O RETORNO DA INVENÇÃO DO DISCO

O objeto artístico e sujeito social em questão

A “escuta” é uma prática cultural e uma experiência estética
(Sophie Maisonneuve, Paris 2009)
Qual a dimensão estética na forma de reproduzir música na virada do século 19 para o século 20?



















A- O cilindro foi achatado

A escuta é um objeto científico recente, portanto jovem. Este objeto relaciona socialmente o ouvinte - o intérprete - e a obra quando o ouvinte se julga preparado, advertido e conhecedor. Durante os anos 1960 e com a maturidade do disco, a escuta está na frente de uma música renovada.

B- O tempo de um disco

Com advento do disco de Emile Berliner, a música foi retalhada em faixas de tempo predeterminado.com pausas necessárias com a troca ou manipulação da máquina falante. A troca do lado do disco, a troca da agulha do gramofone e a alimentação da corda na caixa de rotação são elementos novos na cultura do ouvir música. Este gesto de ouvir determina um espaço novo e fechado no ambiente doméstico, levando gradativamente a escuta como um gesto social, quase solitário e não mais comunitário e reservado a eventos públicos em ar livre ou em salas de concerto por encomenda e destino um público burguês. O ouvinte do século vinte se diferencia definitivamente do ouvinte do século 21. O som numérico é um som limpo, sem interrupções e sem contraponto de um ruído mecânico. O antigo ruído do objeto físico é substituído pela intangível nulidade do ruído digital. Com o acúmulo destas mudanças, o século 21 traz na escuta um fenômeno puramente estético e individual.

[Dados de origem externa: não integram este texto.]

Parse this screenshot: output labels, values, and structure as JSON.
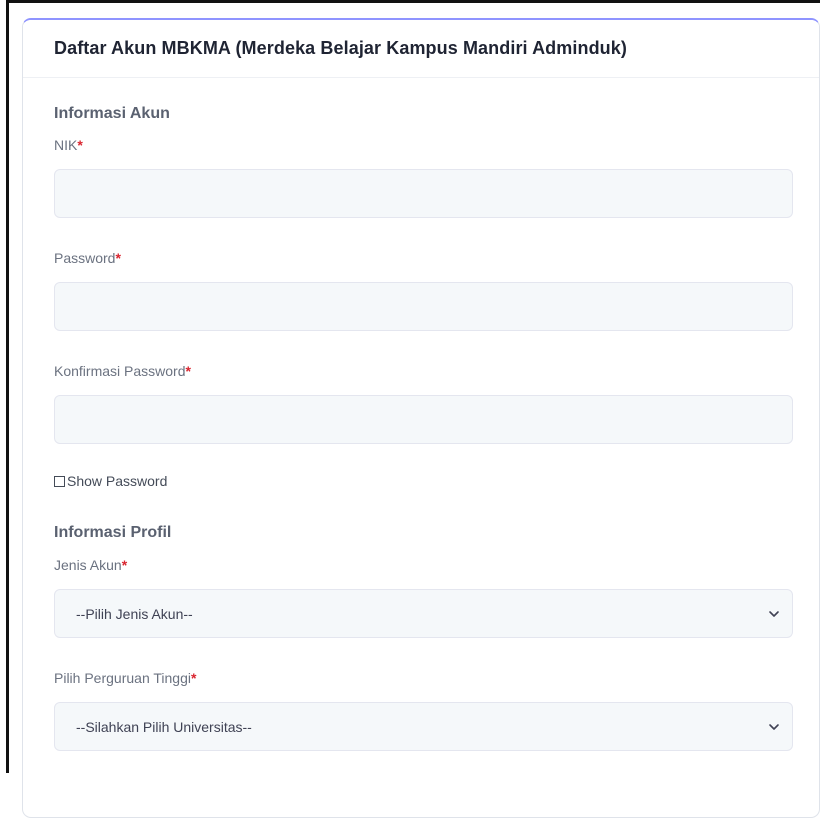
{
  "card": {
    "title": "Daftar Akun MBKMA (Merdeka Belajar Kampus Mandiri Adminduk)"
  },
  "account_section": {
    "title": "Informasi Akun",
    "nik": {
      "label": "NIK",
      "required_mark": "*",
      "value": ""
    },
    "password": {
      "label": "Password",
      "required_mark": "*",
      "value": ""
    },
    "confirm_password": {
      "label": "Konfirmasi Password",
      "required_mark": "*",
      "value": ""
    },
    "show_password": {
      "label": "Show Password",
      "checked": false
    }
  },
  "profile_section": {
    "title": "Informasi Profil",
    "account_type": {
      "label": "Jenis Akun",
      "required_mark": "*",
      "selected": "--Pilih Jenis Akun--"
    },
    "university": {
      "label": "Pilih Perguruan Tinggi",
      "required_mark": "*",
      "selected": "--Silahkan Pilih Universitas--"
    }
  },
  "colors": {
    "accent_top_border": "#8f94ff",
    "required": "#d9252f",
    "input_bg": "#f5f8fa"
  }
}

Com o disco dos anos 1920 se inventa também a faixa musical. O disco original que gira à 78 RPM, tem uma reserva técnica de poucos minutos o que aumenta a popularidade de um mudo mais apressado e com o tempo retalhado entre trabalho, cultura e lazer. Nasce portanto o gesto de ouvir a música achatada e retalhada tal como se faz com o advento do alimento enlatado tal como a cerveja e a sopa, ambos enlatados e conservados em prateleiras. A música é retalhada, classificada e organizada em prateleiras tal com fichas de controle e/ou registro de documentos em arquivos e forma de bibliotecas e acervos.




C- Os equívocos técnicos e os valores estéticos do disco são reinventados

O disco pós-cilindro do Thomas Edison também gira e com o mesmo gira uma imagem visível e estampada no centro de um disco. Este objeto em revoluções não se entrega para os museus apesar das suas inúmeras falhas nativas. O disco de Emile Berliner é um cilindro achatado que traz o erro da velocidade de leitura irregular e continuamente variável com todas as suas consequências técnicas que refletem na qualidade comprometida por “não linearidade" nos fatores qualitativos da informação sonora. Estas limitações não se observam desde uso de fitam magnética na gravação mestra e original em uso desde a década de 1950. A matriz está na informação intrínseca ao método aplicado à engenharia de gravação apenas, As matrizes em suporte magnético trazem hoje uma segurança de qualidade inexistente no disco reproduzido a partir desta mesma matriz.




D- Uma mídia multi facetada que foi pré história do disco compacto

O disco de Emile Berliner evoluído para o Long Play dos anos 1960 é reconhecido ao girar de forma sincronizada com o tempo musical, um sincronismo observado, desejado e manipulado pelos engenheiros de áudio na mesa de edição. A obra musical então se mescla com a arte da engenharia de edição e da escuta . Nos anos 1960, engenheiro de edição se distancia do artista autor da obra musical, para criar efeitos estéticos e musicais complementares, nasce a arte de edição e da embalagem da obra musical com o crescimento do design industrial e gráfico. A música então se reedita, se embala e se distribui em lojas especializadas em partituras até supermercados e lojas de conveniências.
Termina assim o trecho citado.